Secara terus-menerus, setiap waktu, manusia “menguji” nilai-hidup dan prinsip-hidup yang diyakini dan dimilikinya. Sejak masih anak-anak, kita sudah me-internalisasi-kan nilai-nilai dan prinsip-prinsip yang kita benarkan; dan kemudian kita jadikan nilai-nilai dan prinsip-prinsip itu sebagai “jiwa” dari seluruh pikiran, perkataan, kemauan, dan tindakan kita.
Seiring dengan pertumbuhan fisik kita, bertumbuh pula kemampuan psikologis dan lingkungan sosial kita; dengan demikian, sangat dimungkinkan terjadinya “gesekan” antara nilai-nilai dan prinsip-prinsip yang telah diyakini dengan yang baru. Tetapi kita tidak perlu kawatir, karena kita manusia diberikan kemampuan oleh pencipta kita untuk menguji dan menguji (terus menerus menguji) kebenaran dari nilai-nilai dan prinsip-prinsip kita; dengan tujuan agar kita dapat bertahan-hidup (survive) di tempat kita tinggal.
Secara individu, seorang dengan seorang, walaupun dilahirkan kembar dari satu sel telur dan dibesarkan oleh orang tua yang sama, masing-masing individu tersebut mempunyai nilai-nilai dan prinsip-prinsip yang berbeda. Perbedaan tersebut bisa terjadi karena adanya perbedaan dalam mempersepsi dan merespons kejadian (event) yang sama. Jadi, nilai-hidup dan prinsip-hidup orang per orang sebagai individu berbeda satu dengan lainnya. Istilah kerennya: individual differences.
Kelompok-sosial juga mempunyai andil dalam penetapan nilai-hidup dan prinsip-hidup anggota kelompoknya. Misalnya “anak-gelandangan (tidak-berumah)” akan berbeda dengan “anak-rumahan” dalam mempersepsi dan merespons kejadian yang sama. Demikian seterusnya hingga ke tingkat bangsa-negara; masing-masing bangsa memiliki nilai-nilai dan prinsip-prinsip yang berbeda.
Pernah atau tidak, pembaca mengalami atau memikirkan hal ini.
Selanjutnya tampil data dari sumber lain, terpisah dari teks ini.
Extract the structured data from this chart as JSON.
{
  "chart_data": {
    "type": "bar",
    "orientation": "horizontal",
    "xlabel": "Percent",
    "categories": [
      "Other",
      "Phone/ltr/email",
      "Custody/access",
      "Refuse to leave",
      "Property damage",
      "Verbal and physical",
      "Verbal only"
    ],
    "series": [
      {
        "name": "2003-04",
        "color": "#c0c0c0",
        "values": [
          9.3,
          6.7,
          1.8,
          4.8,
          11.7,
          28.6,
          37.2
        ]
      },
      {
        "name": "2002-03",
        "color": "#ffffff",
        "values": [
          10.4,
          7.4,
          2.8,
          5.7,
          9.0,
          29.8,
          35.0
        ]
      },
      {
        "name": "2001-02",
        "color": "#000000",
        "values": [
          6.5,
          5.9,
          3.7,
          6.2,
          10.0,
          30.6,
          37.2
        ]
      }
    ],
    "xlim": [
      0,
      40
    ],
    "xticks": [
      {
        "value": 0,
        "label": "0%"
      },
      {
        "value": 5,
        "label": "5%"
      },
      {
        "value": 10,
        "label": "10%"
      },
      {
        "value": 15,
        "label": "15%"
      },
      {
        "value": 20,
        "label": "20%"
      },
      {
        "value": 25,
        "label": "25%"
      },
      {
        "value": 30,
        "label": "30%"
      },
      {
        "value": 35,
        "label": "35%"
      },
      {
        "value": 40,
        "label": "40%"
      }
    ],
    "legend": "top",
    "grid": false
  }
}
Kita sedang berbicara dengan seorang pemulung. Pada saat kita ajak berdiskusi dan berpikir tentang manfaat menabung, maka dia terlihat bingung (atau kurang mengerti). Ybs bingung karena tidak memahami nilai-nilai dan prinsip-prinsip yang coba anda tawarkan kepadanya.
Nilai-nilai dan prinsip-prinsip tersebut kita susun sedemikian rupa (secara sistematis) menjadi cluster-cluster; semacam susunan katagori-spesies dalam ilmu biologi. Nilai-nilai dan prinsip-prinsip yang kita ambil (internalisasikan) tidak tersebar dengan tidak teratur dalam diri kita. Mereka tersusun secara sistematis dan hierarkis. Contoh: terhadap pertanyaan “mengapa anda bekerja” yang diajukan oleh pewawancara, ada diantara kita yang menjawabnya “untuk memperoleh penghasilan”, atau “untuk punya pengalaman-kerja”, atau jawaban-jawaban lainnya. Bila ditanya lagi “mengapa anda memerlukan penghasilan”, ada yang menjawab “untuk menghidupi keluarga saya”, atau “untuk beli pakaian”, atau lainnya. Demikian seterusnya, pertanyaan-pertanyaan tersebut diajukan hingga tiba pada puncaknya; istilah kerennya: core values.
Yang menarik, bila kita dapat mengetahui nilai-nilai dan prinsip-prinsip seseorang, maka kita dapat memprediksi dan menduga apa yang akan dilakukan, dikatakan, atau yang dipikirkannya. Misalnya: kita tahu bahwa si-A menempatkan anak-kandungnya sebagai yang berharga, maka kita dapat menebak tindakannya bila ybs dihadapkan pada situasi tertentu yang melibatkan keamanan anaknya tersebut.
Man is a scientist. Kita manusia ini telah diberi kemampuan yang demikian sempurna oleh pencipta kita dalam berhubungan (deal) dengan seluruh aspek yang ada di sekitar kita, maka selayaknya bila kita tidak boleh menyerah pada persoalan-persoalan hidup yang ada; semuanya tergantung pada apakah kita mau merubah nilai-hidup dan prinsip-hidup yang sekarang ada diri kita.